Our judges and justices, I submit, ought not fall into the temptation of seeking to join the elite (as they in their parochial view see themselves) circle of academic publicists. As Carol M. Bast, Associate Professor Legal Studies, Department of Criminal Justice and Legal Studies at the University of Central Florida in Orlando, Florida and Linda B. Samuels, Professor of Legal Studies, School of Management, George Mason University, Fairfax, Virginia argue in the Spring of 2008 for Catholic University Law Review:

“…there is no need for judicial writing to be original. A judge’s job is to decide cases based on the most compelling arguments in light of statutes and case precedent, and to explain the rationale underlying the decision in a clearly written opinion. The opinions usually follow precedent or, if they do not, explain departures in light of precedent, orienting their decision-making and writing towards past work. The judge is not expected to produce original scholarship.” (57 Cath. U.L. Rev. 777,800).

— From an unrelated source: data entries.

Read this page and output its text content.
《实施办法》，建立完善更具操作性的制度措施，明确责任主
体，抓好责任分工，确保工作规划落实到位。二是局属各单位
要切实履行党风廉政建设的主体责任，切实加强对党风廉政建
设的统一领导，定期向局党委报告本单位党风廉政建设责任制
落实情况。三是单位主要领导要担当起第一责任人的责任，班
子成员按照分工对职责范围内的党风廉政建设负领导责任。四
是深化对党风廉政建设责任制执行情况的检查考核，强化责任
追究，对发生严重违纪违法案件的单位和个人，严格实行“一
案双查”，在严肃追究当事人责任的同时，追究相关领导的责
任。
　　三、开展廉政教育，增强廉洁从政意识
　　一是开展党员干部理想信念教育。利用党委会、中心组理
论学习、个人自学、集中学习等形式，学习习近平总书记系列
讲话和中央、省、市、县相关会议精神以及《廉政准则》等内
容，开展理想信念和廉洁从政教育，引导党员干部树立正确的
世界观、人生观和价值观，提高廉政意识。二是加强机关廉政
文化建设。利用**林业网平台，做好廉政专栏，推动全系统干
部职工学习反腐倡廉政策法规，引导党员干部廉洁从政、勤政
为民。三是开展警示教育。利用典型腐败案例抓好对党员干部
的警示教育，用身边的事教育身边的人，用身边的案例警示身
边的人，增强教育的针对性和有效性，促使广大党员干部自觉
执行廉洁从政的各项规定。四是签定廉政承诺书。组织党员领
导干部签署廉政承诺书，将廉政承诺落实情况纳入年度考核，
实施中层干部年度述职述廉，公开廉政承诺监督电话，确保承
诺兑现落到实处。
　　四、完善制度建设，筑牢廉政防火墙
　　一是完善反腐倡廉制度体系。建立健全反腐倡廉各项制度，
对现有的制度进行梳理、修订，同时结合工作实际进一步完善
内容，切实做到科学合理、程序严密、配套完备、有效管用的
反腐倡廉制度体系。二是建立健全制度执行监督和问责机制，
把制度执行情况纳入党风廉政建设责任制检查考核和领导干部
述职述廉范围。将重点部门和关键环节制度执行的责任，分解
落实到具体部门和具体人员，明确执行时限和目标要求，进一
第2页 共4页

For lack of space, I deliberately omit the quoted portion’s footnotes.

What we need from judges and justices are good decisions, not necessarily literary ones. It is not fair for us to expect Justice Del Castillo to write like a legal scholar. As associate justice, he is a member of the judiciary, not the academe. It suffices that he decides justly and simply writes his decision, as the Constitution requires, “expressing therein clearly and distinctly the facts and the law on which it is based.” To do that, he is free, if he finds it necessary, to copy as much from anybody and anytime.